Salhi no fue un “referente” en el sentido mediático del término. Fue algo más duradero: un ejemplo. De rigor sin pedantería. De profundidad sin arrogancia. De identidad abierta, porosa, hospitalaria. Su presencia era una forma de recordarnos que se puede ser intelectual sin dejar de ser humilde, que se puede ser crítico sin dejar de ser justo, que se puede ser moderno sin dejar de ser fiel a lo esencial.
Hoy lo lloramos quienes tuvimos la fortuna de compartir con él alguna página, una charla, una mirada cómplice… casi una vida. Pero también lo lloran —aunque no lo sepan— sus alumnos de entonces y de ahora, y ese hispanismo marroquí que, gracias a hombres como él, no ha sido solo una empresa académica, sino también un gesto ético.
Descanse en paz, querido Mohamed. Que tu voz pausada nos siga acompañando, como un susurro firme, en estos tiempos tan necesitados de humanidad y profundidad.
Testimonio del profesor e hispanista Boujemaa El Abkari

A la memoria de Ssi Mohammed Salhi, amigo, colega y hermano.
Partiste sin despedida, pero quedas para siempre en la memoria de los que te conocieron: elegante, profesor distinguido con su famoso abrigo y bufanda; de cabello rizado y rebelde, sonrisa ancha, tímida y eterna.

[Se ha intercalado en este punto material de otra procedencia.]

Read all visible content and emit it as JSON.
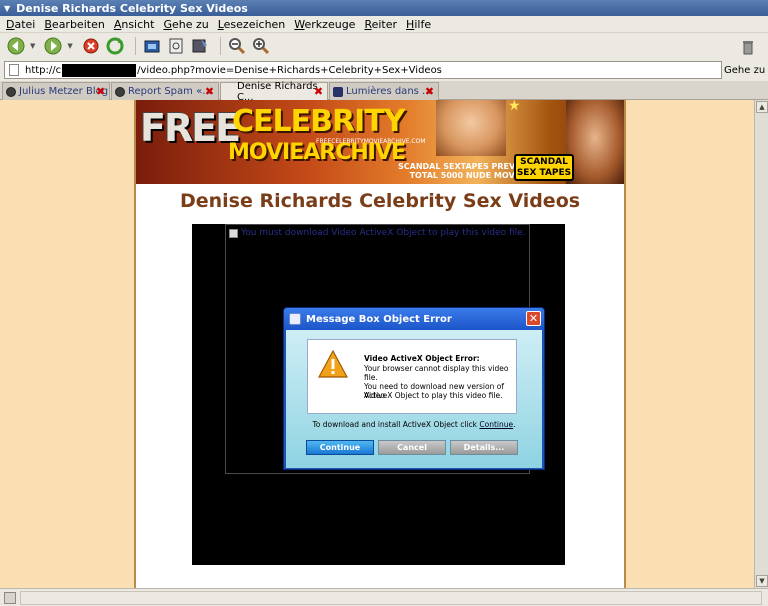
{
  "window": {
    "title": "Denise Richards Celebrity Sex Videos"
  },
  "menu": [
    "Datei",
    "Bearbeiten",
    "Ansicht",
    "Gehe zu",
    "Lesezeichen",
    "Werkzeuge",
    "Reiter",
    "Hilfe"
  ],
  "toolbar": {
    "icons": [
      "back-icon",
      "forward-icon",
      "stop-icon",
      "reload-icon",
      "home-icon",
      "print-icon",
      "bookmark-icon",
      "zoom-out-icon",
      "zoom-in-icon",
      "trash-icon"
    ]
  },
  "address": {
    "prefix": "http://c",
    "suffix": "/video.php?movie=Denise+Richards+Celebrity+Sex+Videos",
    "go_label": "Gehe zu"
  },
  "tabs": [
    {
      "label": "Julius Metzer Blog"
    },
    {
      "label": "Report Spam «..."
    },
    {
      "label": "Denise Richards C..."
    },
    {
      "label": "Lumières dans ..."
    }
  ],
  "banner": {
    "free": "FREE",
    "celebrity": "CELEBRITY",
    "movie_archive": "MOVIEARCHIVE",
    "site": "FREECELEBRITYMOVIEARCHIVE.COM",
    "tagline_1": "SCANDAL SEXTAPES PREVIEW",
    "tagline_2": "TOTAL 5000 NUDE MOVIES!",
    "button_1": "SCANDAL",
    "button_2": "SEX TAPES"
  },
  "page": {
    "heading": "Denise Richards Celebrity Sex Videos",
    "plugin_notice": "You must download Video ActiveX Object to play this video file."
  },
  "dialog": {
    "title": "Message Box Object Error",
    "error_title": "Video ActiveX Object Error:",
    "error_line_1": "Your browser cannot display this video file.",
    "error_line_2": "You need to download new version of Video",
    "error_line_3": "ActiveX Object to play this video file.",
    "download_text": "To download and install ActiveX Object click",
    "download_link": "Continue",
    "buttons": {
      "continue": "Continue",
      "cancel": "Cancel",
      "details": "Details..."
    }
  },
  "colors": {
    "page_background": "#f9dfb2",
    "heading": "#7a3d18",
    "titlebar": "#3a5f98"
  }
}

Te fuiste, viejo amigo, sin aviso,
como un farol que muere en la neblina,
dejando atrás la música de tu risa
y la verdad que en tu mirada anida.
Fuiste sincero, noble en la palabra,
con esa calma que la vida aclara,
y un corazón que siempre se desarma
ante una pena o una risa clara.
Compartimos paisajes y deseos,
noches sin prisa, charlas demoradas,
el vino de los sueños que bebíamos
al fondo de tertulias desveladas.
Nos unió el verbo, la palabra, el verso,
el español -puente de la alegría-,
con voz de amigo, alegre como el vino,
tu paso fue de fiesta y de poesía.
En Madrid y París, bajo cielos de aventura,
sellamos confidencias sin medidas;
en Fez, en Rabat, la vida pura
nos dio amistades hondas, bien tejidas.
Los años no lograron separarnos,
ni el peso de los días, ni distancias;
seguimos juntos, brillando y alumbrándonos,
con las mismas pasiones y fragancias.
Y aunque callaste al filo del abismo,
y te abrazó la sombra del retiro,
yo leí, fiel, en la luz de tu mirada,
la historia muda que dictaba tu suspiro.
Luego, el silencio habló sin voz ni prisa,
y en su callar tu pena fue entendida;
pues, en los ojos guardabas la brisa
de lo que amaste y conseguiste en vida.
Hoy duele más la ausencia que la herida,
duele el silencio que dejó tu risa,
duele aceptar, con fe y voluntad divina,
que me acerco también a tu orilla.
Porque al perderte, pierdo mi reflejo,
la juventud, las horas que se fueron.
Y al recordarte, el alma va derecho
hacia los brazos que jamás volvieron.
No es un lamento el que te dedico,
sino un abrazo que en mi voz levanto.
Mi corazón, aunque cansado y chico,
te nombra aún, con tristeza y encanto.
Tu nombre sigue vivo en mi memoria,
como un farol que en la noche no se apaga,
y mientras dure en mí la vieja historia,
serás mi amigo, y el tiempo no desquicia.
Referencias:
“El Instituto Real de la Cultura Amazigh y AMEII organizan un acto conmemorativo al difunto Mohamed Salhi”. Mares 30. 30 de octubre de 2025.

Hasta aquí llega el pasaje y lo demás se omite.